God blessed Abraham to be a blessing to others. God’s promises of blessing to Abraham were never for Abraham to keep to himself. From the beginning, God’s promises were made so that through Abraham the whole world would be blessed.


That’s how blessings work. Blessings were never meant to be hoarded. Blessings are only fully realized when they are shared. Mr. Rogers, of Mr. Rogers’ Neighborhood, once said: “The real issue in life is not how many blessings we have, but what we do with our blessings. Some people have many blessings and hoard them. Some have few and give everything away.” How true! Well said, Mr. Rogers!


There is joy in being a blessing to others. There is joy in generosity – in giving of our time to help others, in giving of our resources to help others, in sharing our talents in ways that make other’s lives better. There is a joy in sharing our faith with others, in pointing to God, the source of life and love, of hope and salvation, of forgiveness and eternal life.


Sharing and generosity are marks of God’s people. That was true for Abraham and it has been true ever since. Sharing Gods’ blessings encourages others to live generously. Blessings spread. Resources are shared. Faith takes root. Love is given. God is honored and glorified.


As God called Abraham and promised him blessings, so too God calls us and blesses us. Throughout Jesus’ time on earth, he invited people to be part of the journey saying, “Follow me!” All of us are invited to follow God’s lead.
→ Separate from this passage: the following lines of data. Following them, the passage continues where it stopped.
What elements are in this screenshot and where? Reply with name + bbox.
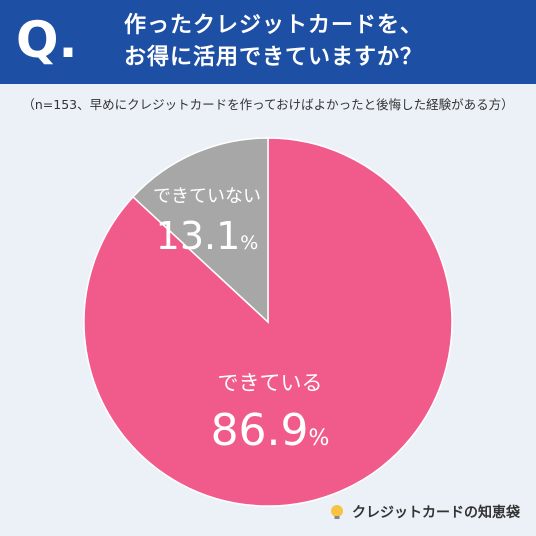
question-title: 作ったクレジットカードを、 お得に活用できていますか？ xyxy=(124,10,524,74)
sample-note: （n=153、早めにクレジットカードを作っておけばよかったと後悔した経験がある方… xyxy=(22,97,514,112)
slice-value-no: 13.1% xyxy=(156,214,259,258)
slice-value-yes-number: 86.9 xyxy=(211,405,309,456)
question-mark: Q. xyxy=(16,11,78,69)
question-title-line2: お得に活用できていますか？ xyxy=(124,45,424,70)
slice-label-no: できていない xyxy=(153,186,261,207)
slice-label-yes: できている xyxy=(218,371,323,395)
question-title-line1: 作ったクレジットカードを、 xyxy=(124,13,424,38)
pie-slice-no xyxy=(132,137,269,324)
slice-value-yes: 86.9% xyxy=(211,405,330,456)
question-header: Q. 作ったクレジットカードを、 お得に活用できていますか？ xyxy=(0,0,536,84)
slice-value-yes-unit: % xyxy=(309,426,330,451)
slice-value-no-unit: % xyxy=(240,232,258,254)
brand-name: クレジットカードの知恵袋 xyxy=(352,505,520,521)
lightbulb-icon xyxy=(331,505,343,519)
slice-value-no-number: 13.1 xyxy=(156,214,241,258)
brand-logo: クレジットカードの知恵袋 xyxy=(328,502,520,522)
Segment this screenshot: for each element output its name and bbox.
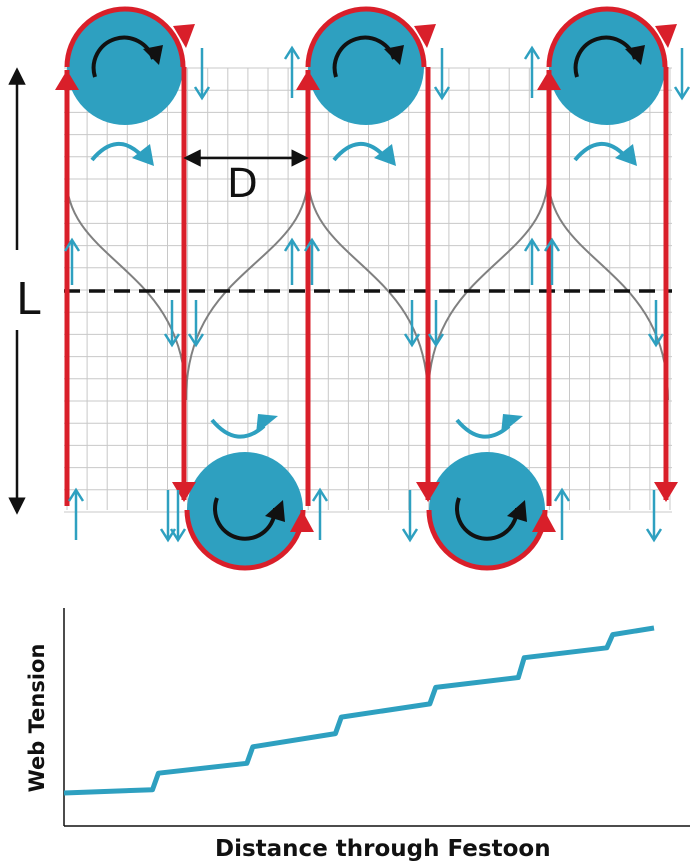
flow-arrows [63,45,690,543]
web-arrowhead-down [416,482,440,502]
web-wrap-upper [64,6,186,68]
flow-arrowhead [427,333,445,348]
deflection-curve [307,174,429,401]
rotation-arrowhead [507,500,527,522]
upper-roller [549,9,665,125]
torque-arrowhead [615,144,637,166]
torque-arrow-lower [210,418,266,439]
flow-arrowhead [193,86,211,101]
rotation-arrowhead [265,500,285,522]
flow-arrowhead [67,487,85,502]
y-axis-label: Web Tension [25,643,49,793]
web-arrowhead-up [55,70,79,90]
lower-roller [429,452,545,568]
flow-arrowhead [403,333,421,348]
flow-arrowhead [187,333,205,348]
flow-arrowhead [433,86,451,101]
torque-arrowhead [374,144,396,166]
rotation-arrow-upper [91,35,155,78]
wrap-arrowhead [290,510,314,532]
flow-arrowhead [163,333,181,348]
web-paths [55,24,678,532]
torque-arrow-upper [332,141,386,162]
flow-arrowhead [543,237,561,252]
flow-arrowhead [63,237,81,252]
rotation-arrowhead [143,45,163,65]
rotation-arrow-upper [573,35,637,78]
spacing-label: D [227,161,258,207]
length-label: L [16,274,41,325]
flow-arrowhead [401,528,419,543]
deflection-curve [427,174,549,401]
lower-roller [187,452,303,568]
torque-arrowhead [256,414,278,434]
web-wrap-lower [426,509,548,571]
deflection-curve [65,174,187,401]
rotation-arrow-upper [332,35,396,78]
rotation-arrowhead [625,45,645,65]
flow-arrowhead [283,45,301,60]
web-wrap-upper [546,6,668,68]
wrap-arrowhead [173,24,195,48]
flow-arrowhead [553,487,571,502]
flow-arrowhead [523,45,541,60]
upper-roller [308,9,424,125]
flow-arrowhead [169,528,187,543]
torque-arrow-lower [455,418,511,439]
upper-roller [67,9,183,125]
web-deflection-curves [65,174,669,401]
torque-arrowhead [501,414,523,434]
web-arrowhead-down [654,482,678,502]
web-arrowhead-up [537,70,561,90]
flow-arrowhead [645,528,663,543]
tension-chart [63,608,690,827]
rotation-arrow-lower [455,497,520,541]
wrap-arrowhead [414,24,436,48]
wrap-arrowhead [532,510,556,532]
flow-arrowhead [673,86,690,101]
deflection-curve [185,174,309,401]
flow-arrowhead [283,237,301,252]
rotation-arrow-lower [213,497,278,541]
rotation-arrows [90,35,645,541]
rollers [64,6,668,571]
web-wrap-lower [184,509,306,571]
flow-arrowhead [523,237,541,252]
torque-arrow-upper [573,141,627,162]
torque-arrow-upper [90,141,144,162]
flow-arrowhead [647,333,665,348]
web-arrowhead-down [172,482,196,502]
deflection-curve [547,174,669,401]
rotation-arrowhead [384,45,404,65]
torque-arrowhead [132,144,154,166]
x-axis-label: Distance through Festoon [215,836,551,862]
tension-series-line [63,625,655,796]
wrap-arrowhead [655,24,677,48]
web-wrap-upper [305,6,427,68]
flow-arrowhead [303,237,321,252]
web-arrowhead-up [296,70,320,90]
flow-arrowhead [311,487,329,502]
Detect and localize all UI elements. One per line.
All of us are invited on journeys of faith. All of us are invited to go and make disciples.


As Abraham was sent into new places to learn to trust God’s promises, so too, God leads us to places near and far to be his hands and feet, to share his love and salvation. What a journey it is!


Let’s pray:

Lord God, you have called your servants

     to ventures of which we cannot see the ending,

     by paths as yet untrodden,

     through perils and into joys unknown.

Give us faith to go out with courage,

     not knowing where we go,

     but only that your hand is leading us

     and your love supporting us;

Through Jesus Christ our Lord. Amen.